While the presence of pollutants on ocean plastics is well known, the environmental chemistry and toxicological hazard of those substances remain poorly understood. Yet clearly, the sheer quantity of plastic encountered by sea surface feeders in the GPGP should be of concern. So too should the persistence of such material in nature cause alarm.
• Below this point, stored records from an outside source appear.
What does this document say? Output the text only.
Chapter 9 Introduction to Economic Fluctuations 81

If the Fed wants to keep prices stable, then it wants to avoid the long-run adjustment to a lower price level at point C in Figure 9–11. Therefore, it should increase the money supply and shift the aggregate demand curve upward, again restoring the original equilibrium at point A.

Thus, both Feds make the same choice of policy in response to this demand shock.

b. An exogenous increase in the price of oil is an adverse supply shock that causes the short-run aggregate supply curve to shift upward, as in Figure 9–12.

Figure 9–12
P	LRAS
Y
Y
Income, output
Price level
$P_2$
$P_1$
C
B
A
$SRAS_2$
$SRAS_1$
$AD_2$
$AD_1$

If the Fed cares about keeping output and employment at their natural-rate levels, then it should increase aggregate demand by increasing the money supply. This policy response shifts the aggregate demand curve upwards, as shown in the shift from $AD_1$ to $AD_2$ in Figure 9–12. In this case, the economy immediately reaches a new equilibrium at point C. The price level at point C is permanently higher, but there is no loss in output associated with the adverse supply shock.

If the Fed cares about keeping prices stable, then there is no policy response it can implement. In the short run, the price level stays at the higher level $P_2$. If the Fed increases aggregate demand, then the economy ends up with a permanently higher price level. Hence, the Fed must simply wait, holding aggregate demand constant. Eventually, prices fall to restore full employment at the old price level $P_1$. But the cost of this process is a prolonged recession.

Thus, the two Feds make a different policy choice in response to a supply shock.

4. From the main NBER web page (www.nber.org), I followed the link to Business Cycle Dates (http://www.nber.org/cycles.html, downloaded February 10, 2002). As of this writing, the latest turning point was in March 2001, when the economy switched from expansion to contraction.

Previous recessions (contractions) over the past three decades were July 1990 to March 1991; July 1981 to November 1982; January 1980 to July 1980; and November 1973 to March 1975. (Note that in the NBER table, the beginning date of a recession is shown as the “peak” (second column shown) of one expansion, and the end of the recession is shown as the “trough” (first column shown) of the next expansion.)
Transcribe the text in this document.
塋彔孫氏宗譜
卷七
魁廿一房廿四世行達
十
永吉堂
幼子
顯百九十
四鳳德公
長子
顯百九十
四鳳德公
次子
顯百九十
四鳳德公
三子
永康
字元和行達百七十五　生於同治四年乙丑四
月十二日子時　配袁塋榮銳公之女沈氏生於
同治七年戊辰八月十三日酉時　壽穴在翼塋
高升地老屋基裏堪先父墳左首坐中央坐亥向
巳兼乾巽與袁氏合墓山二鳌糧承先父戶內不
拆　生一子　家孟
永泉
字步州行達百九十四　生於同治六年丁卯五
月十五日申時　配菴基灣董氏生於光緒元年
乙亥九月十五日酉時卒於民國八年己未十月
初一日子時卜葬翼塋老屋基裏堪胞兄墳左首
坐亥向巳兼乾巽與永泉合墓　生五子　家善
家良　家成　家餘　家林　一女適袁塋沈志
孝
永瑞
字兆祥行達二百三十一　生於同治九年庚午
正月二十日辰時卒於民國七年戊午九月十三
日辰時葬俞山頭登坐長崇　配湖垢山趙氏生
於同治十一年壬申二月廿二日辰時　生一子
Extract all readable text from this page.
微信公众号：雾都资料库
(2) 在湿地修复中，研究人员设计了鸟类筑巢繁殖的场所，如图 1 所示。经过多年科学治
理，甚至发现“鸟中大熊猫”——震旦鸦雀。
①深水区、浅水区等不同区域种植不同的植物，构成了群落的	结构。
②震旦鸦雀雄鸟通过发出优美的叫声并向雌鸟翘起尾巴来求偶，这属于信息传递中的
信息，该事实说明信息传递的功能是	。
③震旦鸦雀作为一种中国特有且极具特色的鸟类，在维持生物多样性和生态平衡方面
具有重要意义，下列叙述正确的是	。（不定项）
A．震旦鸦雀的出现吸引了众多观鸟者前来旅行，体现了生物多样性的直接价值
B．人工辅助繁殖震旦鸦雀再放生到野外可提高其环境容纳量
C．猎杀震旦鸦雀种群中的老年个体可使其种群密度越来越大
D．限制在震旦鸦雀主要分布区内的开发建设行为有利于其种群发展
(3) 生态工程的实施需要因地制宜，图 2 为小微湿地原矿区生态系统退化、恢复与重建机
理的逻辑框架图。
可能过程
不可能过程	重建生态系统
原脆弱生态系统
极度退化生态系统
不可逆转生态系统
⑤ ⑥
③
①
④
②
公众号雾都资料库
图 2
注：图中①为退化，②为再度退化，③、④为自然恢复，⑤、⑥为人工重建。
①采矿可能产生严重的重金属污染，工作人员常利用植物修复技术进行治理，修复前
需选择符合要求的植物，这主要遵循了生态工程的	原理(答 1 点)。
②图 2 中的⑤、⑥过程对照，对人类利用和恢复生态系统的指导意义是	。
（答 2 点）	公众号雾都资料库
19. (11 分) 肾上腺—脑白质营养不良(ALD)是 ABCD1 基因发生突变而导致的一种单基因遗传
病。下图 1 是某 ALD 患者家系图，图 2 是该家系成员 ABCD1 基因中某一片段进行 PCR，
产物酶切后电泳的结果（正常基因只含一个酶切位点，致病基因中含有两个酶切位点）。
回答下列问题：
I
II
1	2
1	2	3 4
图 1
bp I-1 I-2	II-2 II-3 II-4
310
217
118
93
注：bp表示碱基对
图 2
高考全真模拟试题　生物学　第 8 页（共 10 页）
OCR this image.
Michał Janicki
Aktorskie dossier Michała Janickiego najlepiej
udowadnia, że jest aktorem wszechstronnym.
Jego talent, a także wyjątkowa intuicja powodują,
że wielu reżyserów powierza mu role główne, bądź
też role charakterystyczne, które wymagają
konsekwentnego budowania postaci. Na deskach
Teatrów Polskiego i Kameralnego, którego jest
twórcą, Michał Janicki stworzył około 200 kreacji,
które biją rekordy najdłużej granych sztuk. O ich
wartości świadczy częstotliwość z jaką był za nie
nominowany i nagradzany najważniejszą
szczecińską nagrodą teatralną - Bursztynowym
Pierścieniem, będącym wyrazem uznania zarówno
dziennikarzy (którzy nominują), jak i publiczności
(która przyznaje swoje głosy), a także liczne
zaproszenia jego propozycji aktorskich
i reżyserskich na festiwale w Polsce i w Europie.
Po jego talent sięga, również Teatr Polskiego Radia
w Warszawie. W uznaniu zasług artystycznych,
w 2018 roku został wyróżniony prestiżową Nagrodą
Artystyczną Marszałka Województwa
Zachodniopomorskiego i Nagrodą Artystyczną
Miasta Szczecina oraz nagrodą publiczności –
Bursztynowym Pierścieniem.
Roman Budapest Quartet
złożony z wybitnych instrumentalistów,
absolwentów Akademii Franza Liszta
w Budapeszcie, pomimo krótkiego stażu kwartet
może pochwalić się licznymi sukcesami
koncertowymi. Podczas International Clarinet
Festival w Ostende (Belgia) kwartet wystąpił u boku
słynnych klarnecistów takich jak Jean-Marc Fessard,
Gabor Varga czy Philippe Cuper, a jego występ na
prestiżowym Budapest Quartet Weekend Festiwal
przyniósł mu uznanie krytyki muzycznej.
A good example of this was collected from a research expedition to the Patch last year, when The Ocean Cleanup team recovered an almost perfectly intact plastic crate bobbing on the sea surface – its date of production was 1977. Remarkably, durable plastic items such as that – alongside PET bottles, disposable nappies and beer holders – can actually take up to 450 years to fully biodegrade. 

 

PET project

 

The fact that the individual behind arguably the biggest solution to date to this gargantuan problem established his non-profit organisation at the tender age of just 18 is no less remarkable. “I am incredibly grateful for the tremendous amount of support we have received over the past few years from people around the world, which has allowed us to develop, test, and launch a system with the potential to begin to mitigate this ecological disaster,” enthuses Boyan Slat, the Dutch-born founder and CEO of The Ocean Cleanup, who set up the organisation five years ago in his hometown of Delft. “This makes me confident that, if we manage to make the technology work, the clean-up will happen.”

 

Mr Slat says the recent launch of System 001 represents “an important milestone” for the project, although notes that the real celebration will come once the first plastic returns to shore. “For 60 years, mankind has been putting plastic into the oceans; from that day onwards, we’ll be taking it back out again.” 

 

Once successful, and assuming that funding becomes available, The Ocean Cleanup aims to scale up to a fleet of approximately 60 systems focused on the Great Pacific Garbage Patch over the next two years. Impressively, the firm projects that the full fleet could remove half of the plastic in the Great Pacific Garbage Patch within five years’ time. After full-scale deployment in the GPGP – also known as the North Pacific gyre – the firm intends on gradually expanding to the planet’s other four gyres: in the Indian Ocean, North Atlantic, South Atlantic and South Pacific. Such lofty aims are in line with The Ocean Cleanup’s ultimate goal: reducing the amount of plastic in the world’s oceans by at least 90 per cent by 2040.